Last Friday, Bank of Japan Governor Masaaki Shirakawa, during a speech at the annual meeting of the Bank for International Settlements in Basel, Switzerland expressed uncertainty as to whether ongoing efforts to reform the financial and regulatory system would create a framework to prevent a future crisis from taking place. Governor Shirakawa, questioned specifically whether “legally effective netting contributed to reducing the overall degree of risk in the financial system” and whether going forward financial institutions would adopt different business strategies that would not seek to expand their leverage when “fac[ed] again [with] a benign economic condition.” He also addressed monetary policy responses to a bubble and warned against increases in regulatory capital, essentially on the ground that such measures would prove unworkable. His warning, however, is at odds with the view in most G-20 counties that capital adequacy standards should be strengthened.

Governor Shirakawa stated that while some financial institutions would most likely adopt a “conservative strategy, considering the lessons from the past,” he noted that “most financial institutions will find it hard to resist pressures from equity holders to raise the returns on equity under severe competition.” Governor Shirakawa, emphasized that policymakers should analyze the “incentives of financial institutions from the viewpoints of the marco-as well as micro-level.”

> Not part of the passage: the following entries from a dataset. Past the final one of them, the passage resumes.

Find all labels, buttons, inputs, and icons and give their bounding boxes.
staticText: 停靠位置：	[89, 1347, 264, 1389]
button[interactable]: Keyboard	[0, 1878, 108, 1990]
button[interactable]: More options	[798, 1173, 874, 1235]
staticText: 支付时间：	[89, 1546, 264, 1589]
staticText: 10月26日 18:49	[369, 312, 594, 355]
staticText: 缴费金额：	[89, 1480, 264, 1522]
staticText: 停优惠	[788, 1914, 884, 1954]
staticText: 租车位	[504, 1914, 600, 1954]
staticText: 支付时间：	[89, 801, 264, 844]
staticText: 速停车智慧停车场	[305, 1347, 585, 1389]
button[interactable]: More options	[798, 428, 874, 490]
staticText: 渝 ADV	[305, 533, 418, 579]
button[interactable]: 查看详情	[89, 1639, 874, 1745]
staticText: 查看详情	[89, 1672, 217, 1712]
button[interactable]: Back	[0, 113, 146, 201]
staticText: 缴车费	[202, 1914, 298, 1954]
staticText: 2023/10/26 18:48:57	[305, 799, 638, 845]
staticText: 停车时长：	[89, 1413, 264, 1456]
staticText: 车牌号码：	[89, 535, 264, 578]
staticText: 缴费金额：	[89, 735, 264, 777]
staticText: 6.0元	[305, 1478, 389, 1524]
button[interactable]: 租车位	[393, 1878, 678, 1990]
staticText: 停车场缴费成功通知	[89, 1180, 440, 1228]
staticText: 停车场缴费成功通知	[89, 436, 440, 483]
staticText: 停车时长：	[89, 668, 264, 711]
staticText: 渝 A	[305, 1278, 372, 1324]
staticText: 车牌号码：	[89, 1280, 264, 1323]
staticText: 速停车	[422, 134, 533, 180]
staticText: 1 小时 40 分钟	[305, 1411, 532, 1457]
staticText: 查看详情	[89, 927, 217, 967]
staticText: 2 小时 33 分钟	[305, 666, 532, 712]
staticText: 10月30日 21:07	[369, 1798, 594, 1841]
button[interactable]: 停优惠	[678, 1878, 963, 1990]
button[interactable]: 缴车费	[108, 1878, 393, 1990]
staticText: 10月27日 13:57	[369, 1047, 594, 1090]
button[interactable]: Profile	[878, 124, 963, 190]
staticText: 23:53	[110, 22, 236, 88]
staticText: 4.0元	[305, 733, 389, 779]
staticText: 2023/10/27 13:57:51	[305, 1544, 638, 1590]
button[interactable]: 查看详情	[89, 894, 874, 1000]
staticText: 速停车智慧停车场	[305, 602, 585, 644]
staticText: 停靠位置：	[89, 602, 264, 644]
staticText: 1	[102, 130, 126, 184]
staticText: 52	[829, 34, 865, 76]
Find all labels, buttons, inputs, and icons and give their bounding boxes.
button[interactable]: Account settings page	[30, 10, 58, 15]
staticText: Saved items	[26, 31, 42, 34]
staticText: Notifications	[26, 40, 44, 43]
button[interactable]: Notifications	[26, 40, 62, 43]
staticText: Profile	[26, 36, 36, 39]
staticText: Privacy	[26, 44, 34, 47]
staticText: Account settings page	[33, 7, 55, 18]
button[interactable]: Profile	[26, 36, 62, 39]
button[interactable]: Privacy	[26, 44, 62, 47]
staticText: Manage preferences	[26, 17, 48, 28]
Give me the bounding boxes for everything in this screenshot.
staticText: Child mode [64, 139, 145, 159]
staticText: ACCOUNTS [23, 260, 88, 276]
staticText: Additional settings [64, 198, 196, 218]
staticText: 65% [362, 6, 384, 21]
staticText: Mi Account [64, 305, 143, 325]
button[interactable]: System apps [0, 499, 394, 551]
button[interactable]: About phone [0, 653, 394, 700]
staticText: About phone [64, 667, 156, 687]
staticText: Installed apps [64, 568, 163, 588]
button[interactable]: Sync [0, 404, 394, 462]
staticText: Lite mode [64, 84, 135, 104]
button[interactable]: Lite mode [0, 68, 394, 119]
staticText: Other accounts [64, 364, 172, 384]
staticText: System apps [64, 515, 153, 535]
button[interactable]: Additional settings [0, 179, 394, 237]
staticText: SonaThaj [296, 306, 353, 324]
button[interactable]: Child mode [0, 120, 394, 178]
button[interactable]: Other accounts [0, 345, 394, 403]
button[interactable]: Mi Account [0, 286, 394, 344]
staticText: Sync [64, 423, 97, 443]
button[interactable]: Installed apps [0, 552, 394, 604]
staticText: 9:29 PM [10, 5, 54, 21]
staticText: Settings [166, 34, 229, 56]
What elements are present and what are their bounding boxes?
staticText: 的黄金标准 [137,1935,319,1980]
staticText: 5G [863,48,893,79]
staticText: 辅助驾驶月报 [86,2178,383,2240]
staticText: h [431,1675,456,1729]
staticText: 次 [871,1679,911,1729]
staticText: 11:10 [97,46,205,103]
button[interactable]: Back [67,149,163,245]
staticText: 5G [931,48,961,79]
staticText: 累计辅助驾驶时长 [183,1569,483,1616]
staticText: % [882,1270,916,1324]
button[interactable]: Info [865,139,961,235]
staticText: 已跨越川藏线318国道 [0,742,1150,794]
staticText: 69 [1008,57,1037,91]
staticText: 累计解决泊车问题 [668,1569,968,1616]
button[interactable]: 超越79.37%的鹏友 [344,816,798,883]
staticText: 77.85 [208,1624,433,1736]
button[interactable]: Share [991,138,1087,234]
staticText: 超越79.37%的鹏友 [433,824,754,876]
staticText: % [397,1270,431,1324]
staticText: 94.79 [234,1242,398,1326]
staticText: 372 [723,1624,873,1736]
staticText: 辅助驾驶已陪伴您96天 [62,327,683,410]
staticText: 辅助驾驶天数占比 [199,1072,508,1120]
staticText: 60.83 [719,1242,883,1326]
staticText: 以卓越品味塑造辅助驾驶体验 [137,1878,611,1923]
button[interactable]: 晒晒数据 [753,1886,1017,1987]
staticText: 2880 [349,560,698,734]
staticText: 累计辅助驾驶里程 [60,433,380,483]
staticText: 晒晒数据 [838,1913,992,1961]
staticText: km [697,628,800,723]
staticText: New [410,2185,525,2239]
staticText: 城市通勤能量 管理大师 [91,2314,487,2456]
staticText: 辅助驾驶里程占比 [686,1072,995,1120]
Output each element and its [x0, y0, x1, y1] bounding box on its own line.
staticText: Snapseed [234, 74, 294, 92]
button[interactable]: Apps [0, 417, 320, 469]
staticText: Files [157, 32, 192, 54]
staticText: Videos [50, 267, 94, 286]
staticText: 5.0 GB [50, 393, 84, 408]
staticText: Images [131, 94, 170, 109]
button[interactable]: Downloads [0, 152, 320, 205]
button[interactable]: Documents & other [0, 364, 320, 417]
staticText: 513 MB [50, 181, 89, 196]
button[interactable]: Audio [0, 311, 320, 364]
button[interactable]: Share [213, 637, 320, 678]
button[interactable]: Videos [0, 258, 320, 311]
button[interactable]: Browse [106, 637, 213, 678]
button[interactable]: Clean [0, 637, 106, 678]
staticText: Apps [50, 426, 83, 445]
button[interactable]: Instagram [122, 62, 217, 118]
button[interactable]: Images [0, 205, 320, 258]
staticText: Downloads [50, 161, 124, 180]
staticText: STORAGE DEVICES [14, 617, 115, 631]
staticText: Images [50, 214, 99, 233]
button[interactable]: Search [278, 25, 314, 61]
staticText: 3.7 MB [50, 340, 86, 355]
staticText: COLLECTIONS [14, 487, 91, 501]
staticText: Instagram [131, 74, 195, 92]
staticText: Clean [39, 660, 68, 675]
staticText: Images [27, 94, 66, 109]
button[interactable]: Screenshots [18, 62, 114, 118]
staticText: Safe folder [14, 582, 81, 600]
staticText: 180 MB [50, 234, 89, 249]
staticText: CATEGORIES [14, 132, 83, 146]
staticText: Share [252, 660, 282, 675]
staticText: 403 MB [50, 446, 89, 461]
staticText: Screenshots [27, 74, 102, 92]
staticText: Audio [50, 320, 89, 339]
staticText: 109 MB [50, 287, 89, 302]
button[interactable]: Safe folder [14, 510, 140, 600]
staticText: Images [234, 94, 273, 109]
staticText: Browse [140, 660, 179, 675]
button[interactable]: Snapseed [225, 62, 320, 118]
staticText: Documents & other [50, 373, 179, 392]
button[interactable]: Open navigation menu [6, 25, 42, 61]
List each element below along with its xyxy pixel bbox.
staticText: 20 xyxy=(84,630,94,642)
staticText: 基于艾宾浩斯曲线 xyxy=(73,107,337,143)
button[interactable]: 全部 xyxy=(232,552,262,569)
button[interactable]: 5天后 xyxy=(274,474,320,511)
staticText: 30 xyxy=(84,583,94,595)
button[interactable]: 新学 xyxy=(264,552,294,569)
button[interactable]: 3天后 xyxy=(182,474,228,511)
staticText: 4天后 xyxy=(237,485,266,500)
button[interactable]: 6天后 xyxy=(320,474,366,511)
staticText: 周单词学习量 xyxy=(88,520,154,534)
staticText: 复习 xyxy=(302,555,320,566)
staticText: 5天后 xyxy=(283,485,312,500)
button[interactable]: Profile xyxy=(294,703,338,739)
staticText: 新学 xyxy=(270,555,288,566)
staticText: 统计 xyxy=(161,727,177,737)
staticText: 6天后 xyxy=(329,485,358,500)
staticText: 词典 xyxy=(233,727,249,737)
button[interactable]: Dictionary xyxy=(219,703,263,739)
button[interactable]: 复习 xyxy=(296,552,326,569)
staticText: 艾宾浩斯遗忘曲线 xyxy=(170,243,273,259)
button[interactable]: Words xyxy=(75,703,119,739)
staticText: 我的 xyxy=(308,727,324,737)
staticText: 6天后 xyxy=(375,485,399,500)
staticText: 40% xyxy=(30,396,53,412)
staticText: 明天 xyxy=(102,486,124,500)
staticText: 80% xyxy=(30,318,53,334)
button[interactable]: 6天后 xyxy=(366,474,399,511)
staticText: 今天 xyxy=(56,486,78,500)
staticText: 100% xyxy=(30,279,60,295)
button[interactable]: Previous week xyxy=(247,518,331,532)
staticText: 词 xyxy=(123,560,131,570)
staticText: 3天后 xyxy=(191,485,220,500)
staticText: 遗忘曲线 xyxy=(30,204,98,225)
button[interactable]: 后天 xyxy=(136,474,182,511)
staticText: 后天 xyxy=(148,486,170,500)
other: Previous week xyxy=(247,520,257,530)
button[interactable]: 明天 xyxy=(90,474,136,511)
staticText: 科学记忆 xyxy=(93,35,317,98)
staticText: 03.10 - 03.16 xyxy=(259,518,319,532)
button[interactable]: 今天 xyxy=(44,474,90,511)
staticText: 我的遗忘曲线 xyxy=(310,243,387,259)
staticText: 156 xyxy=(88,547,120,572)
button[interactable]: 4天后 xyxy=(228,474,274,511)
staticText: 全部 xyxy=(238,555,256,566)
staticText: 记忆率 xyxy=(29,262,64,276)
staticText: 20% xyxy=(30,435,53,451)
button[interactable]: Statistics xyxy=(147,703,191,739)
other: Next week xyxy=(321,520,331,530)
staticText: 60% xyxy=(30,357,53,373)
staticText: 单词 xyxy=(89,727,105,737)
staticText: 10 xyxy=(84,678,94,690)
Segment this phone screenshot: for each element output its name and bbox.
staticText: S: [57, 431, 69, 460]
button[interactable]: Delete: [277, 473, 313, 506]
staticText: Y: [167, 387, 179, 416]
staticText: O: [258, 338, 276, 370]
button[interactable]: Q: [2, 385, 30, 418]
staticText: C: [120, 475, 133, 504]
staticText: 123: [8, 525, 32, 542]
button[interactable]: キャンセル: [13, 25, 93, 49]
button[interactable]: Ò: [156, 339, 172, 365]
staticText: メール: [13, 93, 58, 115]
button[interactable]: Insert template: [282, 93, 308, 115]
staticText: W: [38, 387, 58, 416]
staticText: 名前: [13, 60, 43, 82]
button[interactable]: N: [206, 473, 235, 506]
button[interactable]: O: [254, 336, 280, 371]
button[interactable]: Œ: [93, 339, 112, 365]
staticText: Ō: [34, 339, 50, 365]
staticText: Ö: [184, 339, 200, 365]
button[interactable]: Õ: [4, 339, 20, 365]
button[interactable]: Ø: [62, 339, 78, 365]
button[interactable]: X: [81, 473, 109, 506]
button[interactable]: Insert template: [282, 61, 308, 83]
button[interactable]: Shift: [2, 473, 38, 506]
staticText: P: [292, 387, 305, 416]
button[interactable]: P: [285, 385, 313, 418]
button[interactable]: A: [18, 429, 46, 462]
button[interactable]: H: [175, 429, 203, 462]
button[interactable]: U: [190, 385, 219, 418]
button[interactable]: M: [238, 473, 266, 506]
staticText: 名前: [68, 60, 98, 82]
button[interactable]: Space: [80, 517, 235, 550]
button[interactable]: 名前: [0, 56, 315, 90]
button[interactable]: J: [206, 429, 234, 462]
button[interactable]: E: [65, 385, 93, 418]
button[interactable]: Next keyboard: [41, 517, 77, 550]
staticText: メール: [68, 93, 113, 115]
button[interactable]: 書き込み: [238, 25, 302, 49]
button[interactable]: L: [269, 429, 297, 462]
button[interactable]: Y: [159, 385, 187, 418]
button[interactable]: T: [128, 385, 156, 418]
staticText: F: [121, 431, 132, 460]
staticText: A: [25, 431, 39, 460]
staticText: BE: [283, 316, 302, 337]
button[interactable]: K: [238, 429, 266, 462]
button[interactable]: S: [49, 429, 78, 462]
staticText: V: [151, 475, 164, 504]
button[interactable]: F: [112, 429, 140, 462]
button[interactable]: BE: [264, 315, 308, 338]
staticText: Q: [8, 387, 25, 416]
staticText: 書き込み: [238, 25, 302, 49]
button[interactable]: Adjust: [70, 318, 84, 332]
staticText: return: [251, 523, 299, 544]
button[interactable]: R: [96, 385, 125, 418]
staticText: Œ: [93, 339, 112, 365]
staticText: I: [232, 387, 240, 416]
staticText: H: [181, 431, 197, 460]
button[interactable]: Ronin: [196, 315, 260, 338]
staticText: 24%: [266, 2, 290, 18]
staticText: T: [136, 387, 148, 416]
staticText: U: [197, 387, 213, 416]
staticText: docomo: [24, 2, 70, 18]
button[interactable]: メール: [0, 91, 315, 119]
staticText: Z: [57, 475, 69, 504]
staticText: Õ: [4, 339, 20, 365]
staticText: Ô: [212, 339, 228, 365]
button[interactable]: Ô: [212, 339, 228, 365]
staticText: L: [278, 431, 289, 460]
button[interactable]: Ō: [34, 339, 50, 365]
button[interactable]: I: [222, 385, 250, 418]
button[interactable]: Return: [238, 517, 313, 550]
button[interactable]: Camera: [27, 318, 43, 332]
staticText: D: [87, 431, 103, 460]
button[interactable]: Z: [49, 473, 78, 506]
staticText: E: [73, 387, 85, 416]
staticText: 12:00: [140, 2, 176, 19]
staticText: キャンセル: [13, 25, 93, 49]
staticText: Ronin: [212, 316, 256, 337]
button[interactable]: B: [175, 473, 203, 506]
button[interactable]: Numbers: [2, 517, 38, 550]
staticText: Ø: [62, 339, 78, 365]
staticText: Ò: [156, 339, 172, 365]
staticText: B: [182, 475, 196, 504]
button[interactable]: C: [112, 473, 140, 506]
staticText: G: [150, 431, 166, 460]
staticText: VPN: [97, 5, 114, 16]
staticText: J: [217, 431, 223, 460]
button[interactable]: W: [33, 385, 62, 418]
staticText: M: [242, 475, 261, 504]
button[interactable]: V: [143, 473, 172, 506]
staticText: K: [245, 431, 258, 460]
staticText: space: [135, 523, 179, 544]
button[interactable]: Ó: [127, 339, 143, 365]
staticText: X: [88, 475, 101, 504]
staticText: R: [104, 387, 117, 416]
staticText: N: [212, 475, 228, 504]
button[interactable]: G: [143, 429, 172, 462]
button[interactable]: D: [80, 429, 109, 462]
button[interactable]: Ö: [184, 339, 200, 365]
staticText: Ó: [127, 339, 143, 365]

Governor Shirakawa noted that in formulating monetary policy it is important that financial institutions “play an important role as a mediator in transmitting the effects of monetary policy.” He also noted that central banks should approach the financial crisis by determining how monetary policies “should be conducted in an environment in which all the symptoms of the economy except for inflation signal a need for policy tightening … when only inflation remains low.” Governor Shirakawa pointed out that policymakers should adopt and develop “prudential policy measures.” In his closing remarks, Governor Shirakawa emphasized that regulation should also focus upon issues at the micro level. He cautioned that “one-size-fits-all treatments of heterogeneous financial institutions in designing prudential regulation, such as capital adequacy regulation and liquidity regulation, entail a risk of deteriorating the robustness of the financial system.”